「鮮魚列車」が走った築地市場 83年の歴史に幕
世界最大級の水産物卸売市場、築地市場が6日の営業を最後に、83年の歴史に幕を閉じます。
築地市場を上空から眺めると、建物が虹のように湾曲しているのは、貨物列車が走っていた名残です。昭和初期の物流の主役は鉄道。築地市場は、貨物列車で魚を運び込めるように建てられたので、レールに沿って建物が湾曲しているのです。市場正門から約400メートル西に、当時の踏切の信号機が1基だけ残っています。
江戸時代から大正末まで、魚市場(うおいちば)は日本橋にありました。
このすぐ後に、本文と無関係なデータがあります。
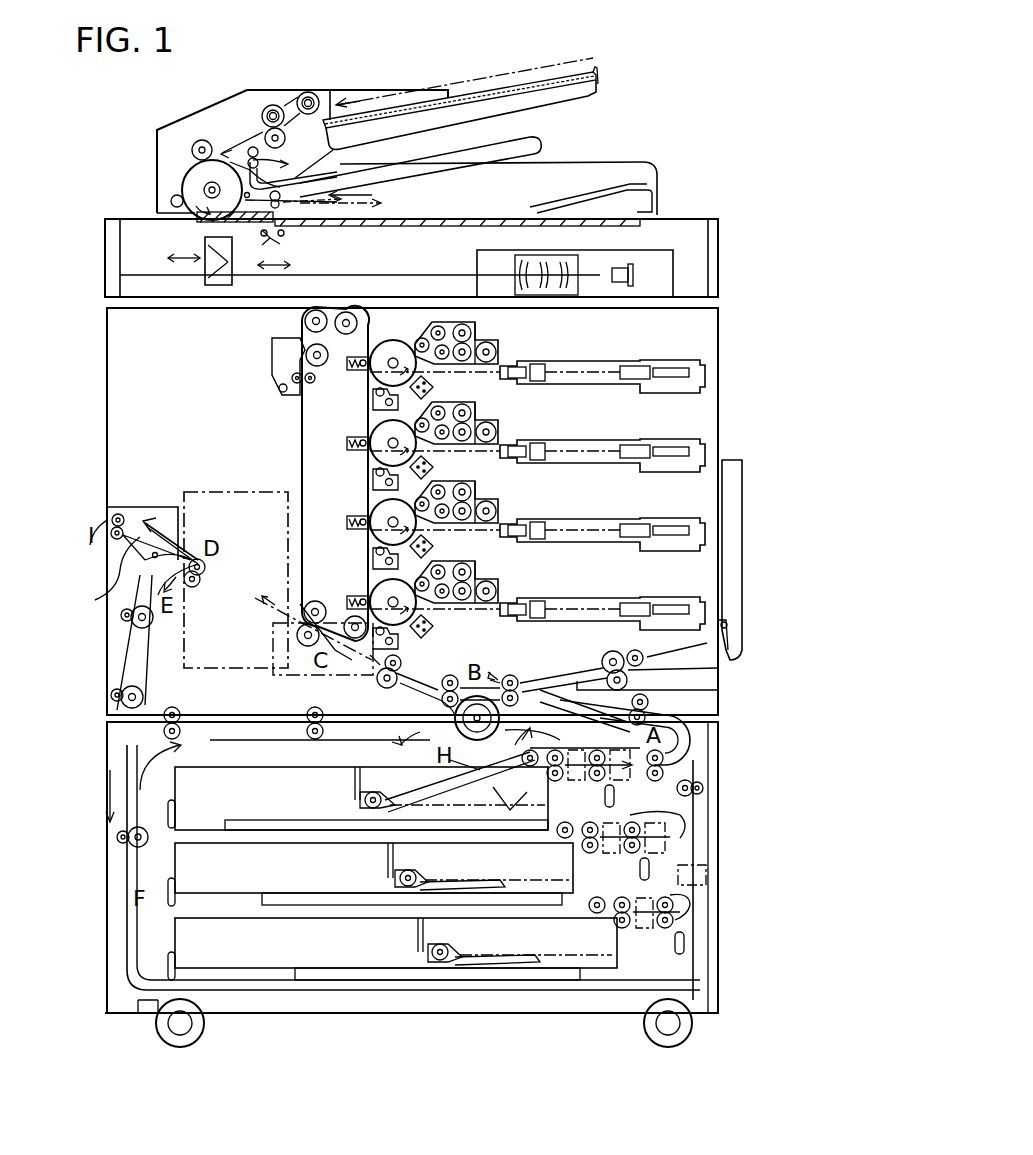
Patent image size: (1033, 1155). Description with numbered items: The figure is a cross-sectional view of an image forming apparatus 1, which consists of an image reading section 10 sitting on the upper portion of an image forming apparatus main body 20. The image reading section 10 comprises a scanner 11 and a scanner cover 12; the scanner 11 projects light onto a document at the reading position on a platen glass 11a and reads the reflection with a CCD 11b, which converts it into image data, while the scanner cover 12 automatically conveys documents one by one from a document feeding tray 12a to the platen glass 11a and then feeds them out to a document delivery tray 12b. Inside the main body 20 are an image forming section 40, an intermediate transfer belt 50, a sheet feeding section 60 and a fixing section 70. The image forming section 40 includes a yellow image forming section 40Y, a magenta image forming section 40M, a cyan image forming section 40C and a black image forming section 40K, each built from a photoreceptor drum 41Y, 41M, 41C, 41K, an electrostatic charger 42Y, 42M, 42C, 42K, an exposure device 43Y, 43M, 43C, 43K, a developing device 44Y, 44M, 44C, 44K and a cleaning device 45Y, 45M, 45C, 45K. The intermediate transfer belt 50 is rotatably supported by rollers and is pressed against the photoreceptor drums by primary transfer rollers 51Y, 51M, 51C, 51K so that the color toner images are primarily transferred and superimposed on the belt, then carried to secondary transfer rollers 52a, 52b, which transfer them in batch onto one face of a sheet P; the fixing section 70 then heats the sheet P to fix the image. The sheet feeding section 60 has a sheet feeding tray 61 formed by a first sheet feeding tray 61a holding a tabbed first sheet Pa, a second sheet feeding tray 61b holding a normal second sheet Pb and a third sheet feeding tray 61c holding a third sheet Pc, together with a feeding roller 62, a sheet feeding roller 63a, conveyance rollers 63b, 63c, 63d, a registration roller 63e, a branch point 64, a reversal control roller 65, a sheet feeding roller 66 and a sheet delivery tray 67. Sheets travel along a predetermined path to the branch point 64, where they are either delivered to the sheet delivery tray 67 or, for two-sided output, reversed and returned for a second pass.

The image forming apparatus 1 is at (138, 136).
The image reading section 10 is at (407, 258).
The scanner 11 is at (720, 228).
The platen glass 11a is at (620, 215).
The CCD 11b is at (680, 272).
The scanner cover 12 is at (212, 113).
The document feeding tray 12a is at (607, 55).
The document delivery tray 12b is at (530, 140).
The image forming apparatus main body 20 is at (97, 358).
The image forming section 40 is at (800, 352).
The yellow image forming section 40Y is at (712, 372).
The magenta image forming section 40M is at (712, 448).
The cyan image forming section 40C is at (708, 525).
The black image forming section 40K is at (702, 596).
The photoreceptor drum 41Y is at (393, 358).
The photoreceptor drum 41M is at (372, 440).
The photoreceptor drum 41C is at (372, 518).
The photoreceptor drum 41K is at (372, 590).
The electrostatic charger 42Y is at (433, 387).
The electrostatic charger 42M is at (433, 467).
The electrostatic charger 42C is at (433, 546).
The electrostatic charger 42K is at (433, 626).
The exposure device 43Y is at (615, 347).
The exposure device 43M is at (605, 424).
The exposure device 43C is at (608, 504).
The exposure device 43K is at (610, 584).
The developing device 44Y is at (498, 345).
The developing device 44M is at (498, 418).
The developing device 44C is at (498, 495).
The developing device 44K is at (498, 573).
The cleaning device 45Y is at (373, 405).
The cleaning device 45M is at (373, 486).
The cleaning device 45C is at (373, 565).
The cleaning device 45K is at (400, 645).
The intermediate transfer belt 50 is at (302, 443).
The primary transfer roller 51Y is at (348, 366).
The primary transfer roller 51M is at (348, 446).
The primary transfer roller 51C is at (348, 525).
The primary transfer roller 51K is at (348, 604).
The secondary transfer roller 52a is at (300, 604).
The secondary transfer roller 52b is at (297, 638).
The sheet feeding section 60 is at (97, 803).
The sheet feeding tray 61 is at (309, 868).
The first sheet feeding tray 61a is at (185, 828).
The second sheet feeding tray 61b is at (185, 902).
The third sheet feeding tray 61c is at (185, 938).
The feeding roller 62 is at (520, 750).
The sheet feeding roller 63a is at (708, 747).
The conveyance roller 63b is at (718, 692).
The conveyance roller 63c is at (515, 680).
The conveyance roller 63d is at (446, 678).
The registration roller 63e is at (375, 683).
The branch point 64 is at (107, 603).
The reversal control roller 65 is at (115, 850).
The sheet feeding roller 66 is at (122, 513).
The sheet delivery tray 67 is at (87, 548).
The fixing section 70 is at (205, 485).
The sheet P is at (460, 931).
The first sheet Pa is at (500, 772).
The second sheet Pb is at (418, 882).
The third sheet Pc is at (458, 960).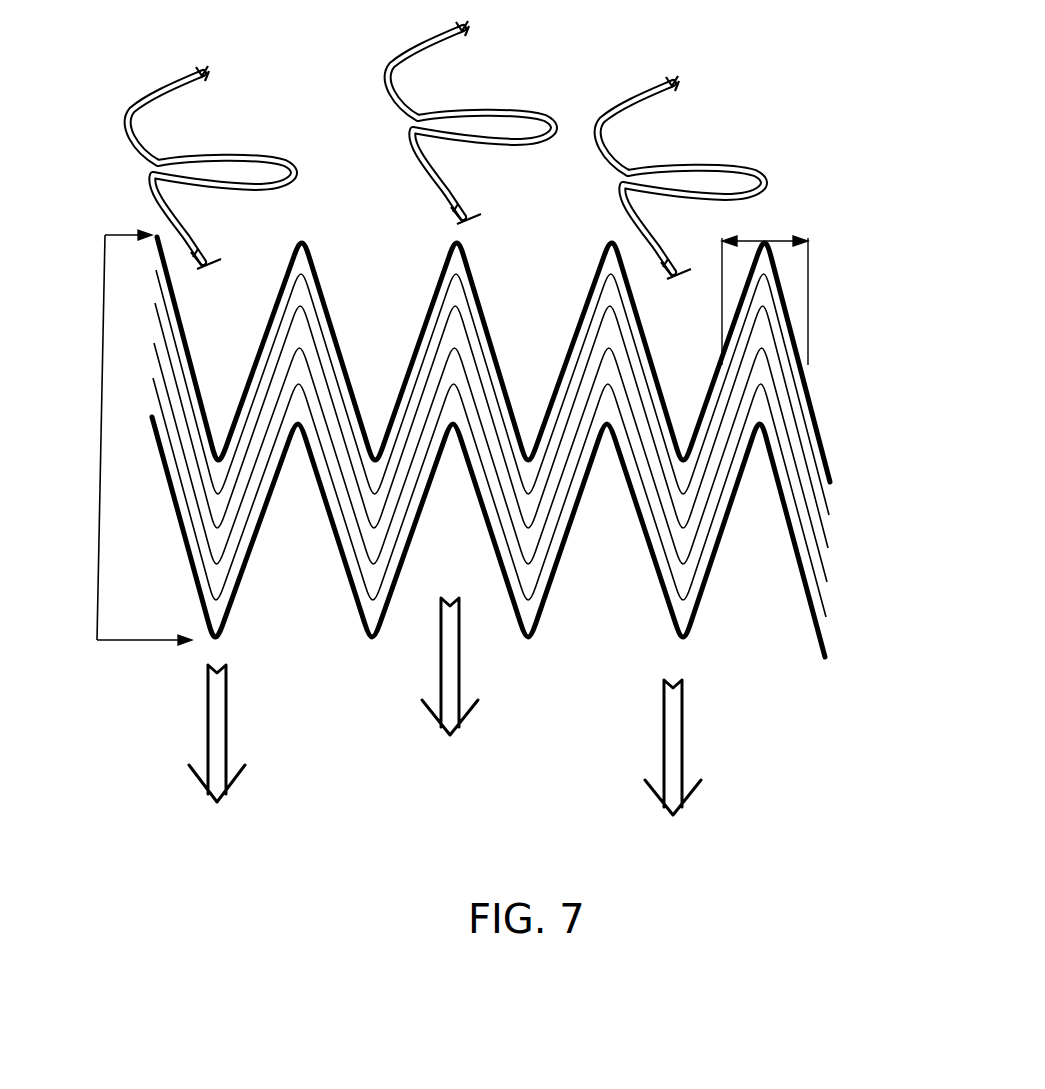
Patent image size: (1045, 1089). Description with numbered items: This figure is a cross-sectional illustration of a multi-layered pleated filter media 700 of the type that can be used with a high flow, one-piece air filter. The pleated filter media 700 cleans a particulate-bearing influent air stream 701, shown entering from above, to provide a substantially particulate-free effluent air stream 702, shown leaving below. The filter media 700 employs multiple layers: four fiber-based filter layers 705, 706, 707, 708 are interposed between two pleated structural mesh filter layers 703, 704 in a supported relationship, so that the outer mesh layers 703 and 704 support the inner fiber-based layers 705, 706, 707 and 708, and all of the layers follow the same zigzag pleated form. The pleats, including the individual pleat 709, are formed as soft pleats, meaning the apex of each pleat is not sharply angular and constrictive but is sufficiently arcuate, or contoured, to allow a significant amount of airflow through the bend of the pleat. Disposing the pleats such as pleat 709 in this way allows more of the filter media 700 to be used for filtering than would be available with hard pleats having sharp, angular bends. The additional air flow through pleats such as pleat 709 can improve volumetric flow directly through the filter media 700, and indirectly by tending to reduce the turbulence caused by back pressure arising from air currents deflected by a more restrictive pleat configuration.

The pleated filter media 700 is at (103, 470).
The particulate-bearing influent air stream 701 is at (537, 112).
The substantially particulate-free effluent air stream 702 is at (467, 653).
The pleated structural mesh filter layer 703 is at (813, 402).
The pleated structural mesh filter layer 704 is at (800, 573).
The fiber-based filter layer 705 is at (828, 505).
The fiber-based filter layer 706 is at (828, 538).
The fiber-based filter layer 707 is at (828, 578).
The fiber-based filter layer 708 is at (828, 610).
The pleat 709 is at (775, 237).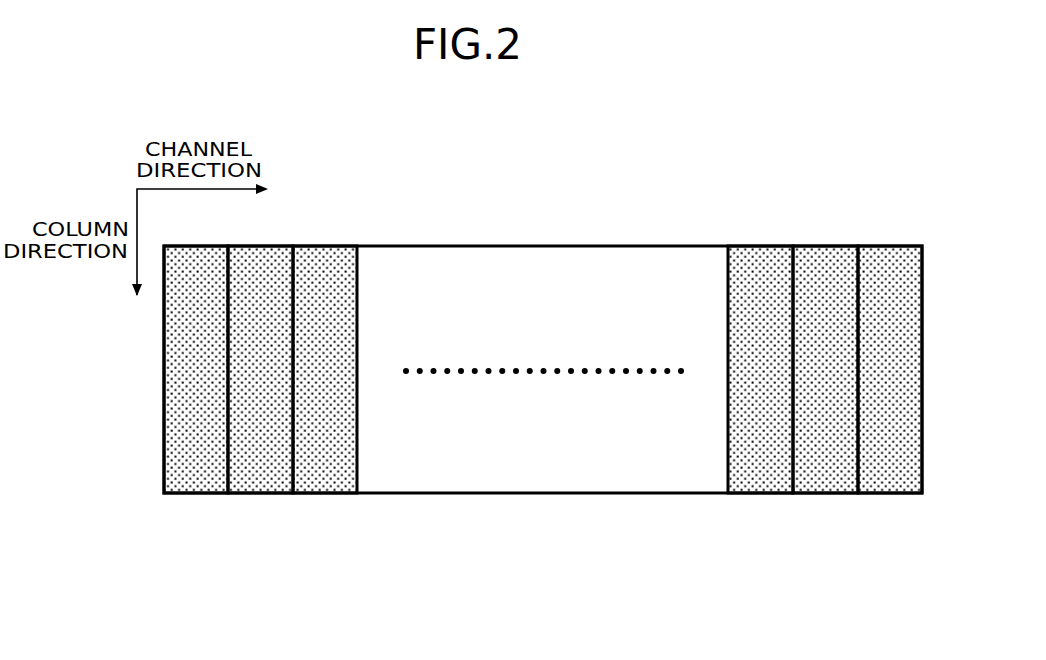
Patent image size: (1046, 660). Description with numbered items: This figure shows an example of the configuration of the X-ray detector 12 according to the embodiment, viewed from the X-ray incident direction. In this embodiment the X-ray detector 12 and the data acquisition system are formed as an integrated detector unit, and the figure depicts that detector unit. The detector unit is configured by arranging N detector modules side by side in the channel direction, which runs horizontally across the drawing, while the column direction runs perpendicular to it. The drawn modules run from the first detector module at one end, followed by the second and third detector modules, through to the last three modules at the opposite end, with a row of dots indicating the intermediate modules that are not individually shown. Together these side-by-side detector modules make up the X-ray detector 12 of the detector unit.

The X-ray detector 12 is at (803, 157).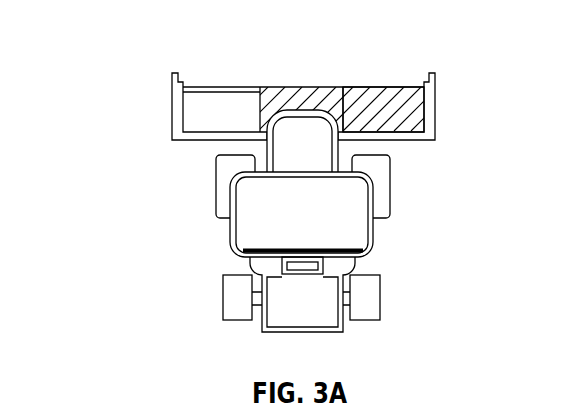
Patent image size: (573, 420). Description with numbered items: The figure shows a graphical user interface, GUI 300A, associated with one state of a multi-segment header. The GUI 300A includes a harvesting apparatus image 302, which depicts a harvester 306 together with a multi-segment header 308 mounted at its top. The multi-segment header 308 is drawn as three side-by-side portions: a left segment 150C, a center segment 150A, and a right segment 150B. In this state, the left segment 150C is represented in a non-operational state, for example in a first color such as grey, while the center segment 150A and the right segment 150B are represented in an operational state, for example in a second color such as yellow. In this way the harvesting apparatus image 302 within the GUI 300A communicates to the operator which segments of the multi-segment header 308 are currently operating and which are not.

The GUI 300A is at (125, 43).
The center segment 150A is at (302, 85).
The right segment 150B is at (395, 85).
The left segment 150C is at (220, 85).
The harvesting apparatus image 302 is at (189, 191).
The harvester 306 is at (373, 235).
The multi-segment header 308 is at (437, 113).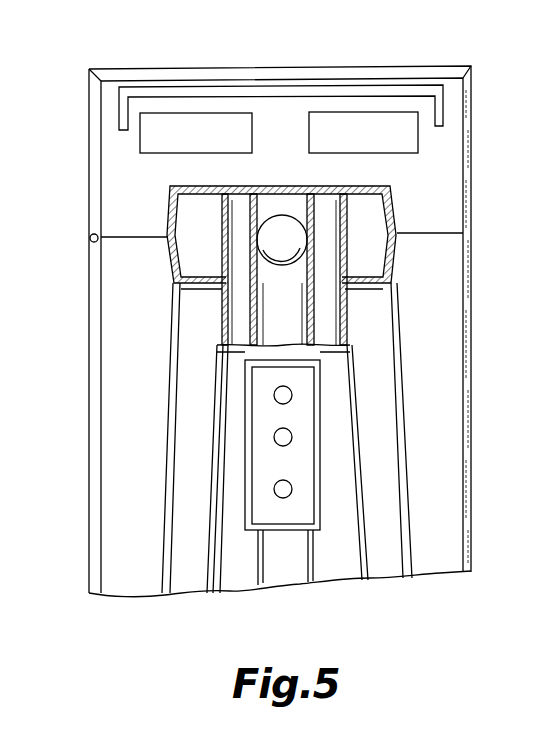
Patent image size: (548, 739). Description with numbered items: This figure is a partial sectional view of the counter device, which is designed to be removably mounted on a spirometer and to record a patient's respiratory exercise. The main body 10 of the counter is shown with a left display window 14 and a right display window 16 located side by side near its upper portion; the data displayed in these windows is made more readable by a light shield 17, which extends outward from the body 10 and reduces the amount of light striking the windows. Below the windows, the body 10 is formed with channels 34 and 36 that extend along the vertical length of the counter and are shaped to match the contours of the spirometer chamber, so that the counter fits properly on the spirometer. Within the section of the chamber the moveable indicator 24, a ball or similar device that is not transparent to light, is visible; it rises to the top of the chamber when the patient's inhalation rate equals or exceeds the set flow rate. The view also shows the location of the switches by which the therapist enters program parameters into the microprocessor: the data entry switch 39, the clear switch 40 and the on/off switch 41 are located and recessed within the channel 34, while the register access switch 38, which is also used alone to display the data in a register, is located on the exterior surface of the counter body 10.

The main body 10 is at (97, 329).
The left display window 14 is at (212, 127).
The right display window 16 is at (380, 120).
The light shield 17 is at (290, 88).
The moveable indicator 24 is at (283, 225).
The channel 34 is at (260, 362).
The channel 36 is at (228, 428).
The register access switch 38 is at (89, 239).
The data entry switch 39 is at (292, 394).
The clear switch 40 is at (292, 437).
The on/off switch 41 is at (292, 489).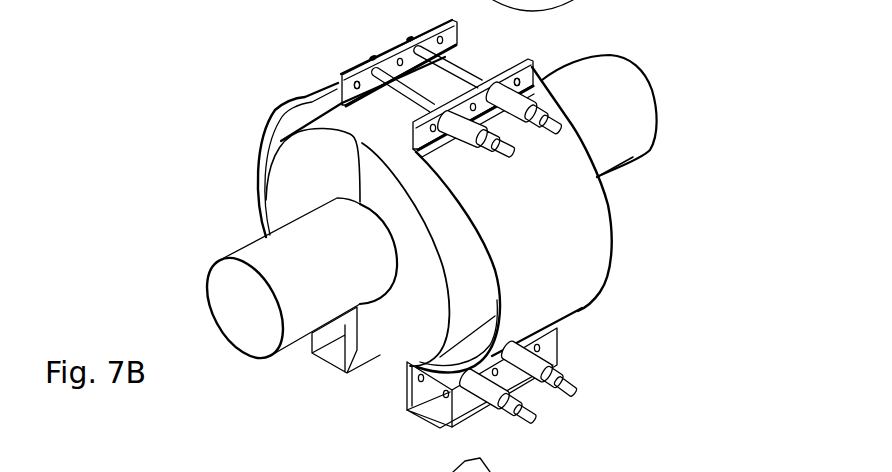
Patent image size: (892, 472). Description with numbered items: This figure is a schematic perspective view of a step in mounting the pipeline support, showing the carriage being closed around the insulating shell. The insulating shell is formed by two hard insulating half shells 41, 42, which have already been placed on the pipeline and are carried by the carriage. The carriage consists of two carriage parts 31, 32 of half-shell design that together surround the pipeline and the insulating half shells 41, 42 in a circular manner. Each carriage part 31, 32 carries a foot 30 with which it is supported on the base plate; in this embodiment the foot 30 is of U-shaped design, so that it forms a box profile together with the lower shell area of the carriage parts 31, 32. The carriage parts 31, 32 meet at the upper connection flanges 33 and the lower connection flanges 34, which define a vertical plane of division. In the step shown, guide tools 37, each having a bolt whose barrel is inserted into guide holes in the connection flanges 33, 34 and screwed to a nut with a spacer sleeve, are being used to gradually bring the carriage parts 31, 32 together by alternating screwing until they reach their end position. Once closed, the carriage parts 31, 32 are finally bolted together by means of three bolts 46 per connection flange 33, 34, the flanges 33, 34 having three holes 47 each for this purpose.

The foot 30 is at (585, 316).
The carriage part 31 is at (333, 87).
The carriage part 32 is at (573, 257).
The upper connection flange 33 is at (545, 75).
The lower connection flange 34 is at (543, 354).
The guide tool 37 is at (585, 125).
The insulating half shell 41 is at (287, 180).
The insulating half shell 42 is at (403, 327).
The bolt 46 is at (598, 471).
The hole 47 is at (357, 83).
その頃、魚は船で運んでいました。しかし、物流の主役が鉄道になり、日本橋は時代遅れになってしまいました。大正時代末の関東大震災で日本橋の魚河岸が壊滅し、貨物列車に対応できる築地市場が生まれたのです。
当時最新の冷蔵庫や冷凍庫を備えた築地は、世界最先端の魚市場でした。しかし、その後、トラックが物流の主役になりました。築地は、改修を続けて対応してきましたが、建物も老朽化が進みました。そこで、移転先として整備されたのが豊洲市場なのです。